To summarize: A state sales tax exemption for data center equipment, like the one for manufacturing machinery, is designed to boost investment and jobs. Without the exemption, the investment in the state — and the contribution to the state economy — would be lower.

The AI Investment Surge and Manufacturing

President Trump’s tariffs aim to boost capital investment in the United States, but one sector is already making massive domestic investments without the need for tariffs. According to PPI’s analysis, the five big tech companies — Amazon, Alphabet, Apple, Meta, and Microsoft — are projected to invest $240 billion in U.S. capital expenditures in 2025, primarily in AI-related structures and equipment. This represents more than double their combined $110 billion U.S. capital spending in 2023 (from PPI’s most recent Investment Heroes report).

This tech investment surge dramatically overshadows domestic investment from major manufacturing industries. By comparison, in 2023, the motor vehicle industry invested just $29 billion in U.S. structures and equipment, while the primary metals industry, including steel and aluminum, invested only $15 billion.

If the U.S. wants to meaningfully increase domestic production, it should leverage our AI leadership rather than attempt a tariff-driven recreation of manufacturing’s past. Trump’s nostalgia for the old manufacturing empire isn’t the future Americans want or need.  

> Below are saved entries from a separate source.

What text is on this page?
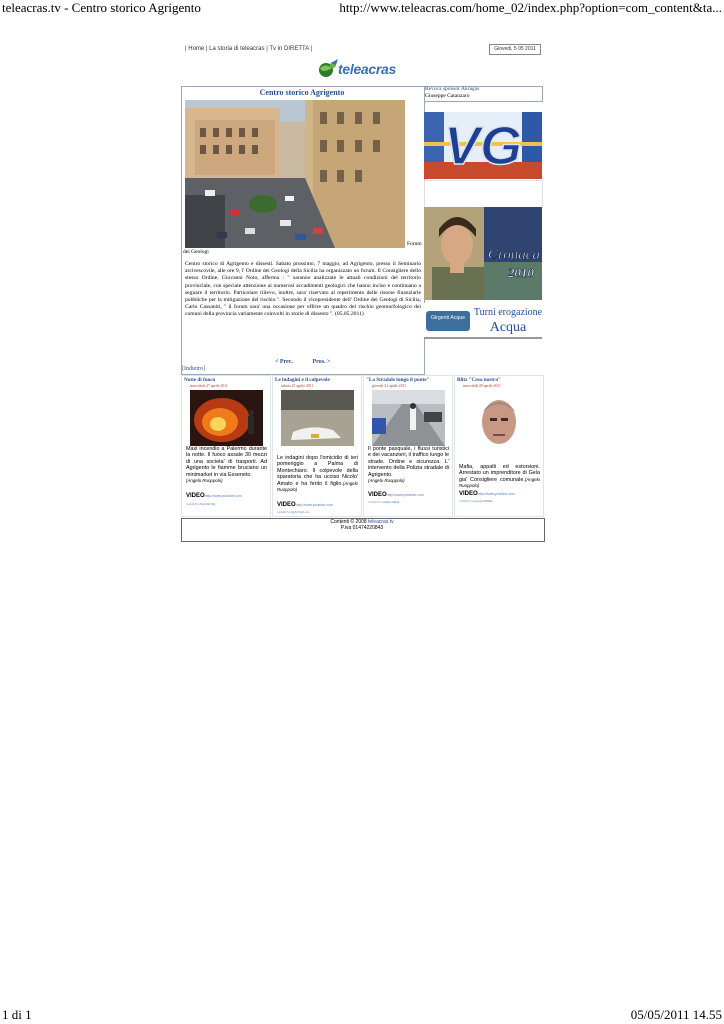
teleacras.tv - Centro storico Agrigento	http://www.teleacras.com/home_02/index.php?option=com_content&ta...
1 di 1	05/05/2011 14.55
| Home | La storia di teleacras | Tv in DIRETTA |	Giovedi, 5 05 2011
teleacras
Centro storico Agrigento
Forum
dei Geologi
Centro storico di Agrigento e dissesti. Sabato prossimo, 7 maggio, ad Agrigento, presso il Seminario arcivescovile, alle ore 9, l' Ordine dei Geologi della Sicilia ha organizzato un forum. Il Consigliere dello stesso Ordine, Giovanni Noto, afferma : " saranno analizzate le attuali condizioni del territorio provinciale, con speciale attenzione ai numerosi accadimenti geologici che hanno inciso e continuano a segnare il territorio. Particolare rilievo, inoltre, sara' riservato al reperimento delle risorse finanziarie pubbliche per la mitigazione del rischio ''. Secondo il vicepresidente dell' Ordine dei Geologi di Sicilia, Carlo Cassaniti, '' il forum sara' una occasione per offrire un quadro del rischio geomorfologico dei comuni della provincia variamente coinvolti in storie di dissesto ". (05.05.2011)
< Prec.	Pros. >
[Indietro]
Revoca sponsor Akragas
Giuseppe Catanzaro
VG
Cronaca
2010
Girgenti Acque Turni erogazione
Acqua
Notte di fuoco
mercoledi 27 aprile 2011
Maxi incendio a Palermo durante la notte. Il fuoco assale 30 mezzi di una societa' di trasporti. Ad Agrigento le fiamme bruciano un minimarket in via Esseneto.
(Angelo Ruoppolo)
VIDEOhttp://www.youtube.com
/watch?v=8ncx6b3hg
Le indagini e il colpevole
sabato 23 aprile 2011
Le indagini dopo l'omicidio di ieri pomeriggio a Palma di Montechiaro. Il colpevole della sparatoria che ha ucciso Nicolo' Amato e ha ferito il figlio.(Angelo Ruoppolo)
VIDEOhttp://www.youtube.com
/watch?v=0g3d7pm-ots
"La Stradale lungo il ponte"
giovedi 21 aprile 2011
Il ponte pasquale, i flussi turistici e dei vacanzieri, il traffico lungo le strade. Ordine e sicurezza. L' intervento della Polizia stradale di Agrigento.
(Angelo Ruoppolo)
VIDEOhttp://www.youtube.com
/watch?v=4aMlp4d9hk
Blitz "Cosa nostra"
mercoledi 20 aprile 2011
Mafia, appalti ed estorsioni. Arrestato un imprenditore di Gela gia' Consigliere comunale.(Angelo Ruoppolo)
VIDEOhttp://www.youtube.com
/watch?v=kp4qzpd9H9k
Contenti © 2008 teleacras.tv
P.iva 01474220843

The substantial AI investments being made now point toward a future of flexible digital manufacturing distributed across the country, creating productive capacity that can be easily shifted to meet changing consumer, business, and national security needs, and generating new jobs that will require both digital and physical skills. This vision is impeded, not accelerated, by Trump’s trade war. 

It’s always easier to push on an open door. U.S companies lead in artificial intelligence, and they are showing themselves willing to put their money into this country. Democrats should champion this vision of the future. 

*Note: We developed this projection using our Investment Heroes methodology, which analyzes 10K financial data to estimate U.S. capital spending as a share of global capital expenditures. For this analysis, we applied publicly available 2025 capital spending forecasts and recent earnings reports to our most recently published company estimates of domestic capital spending.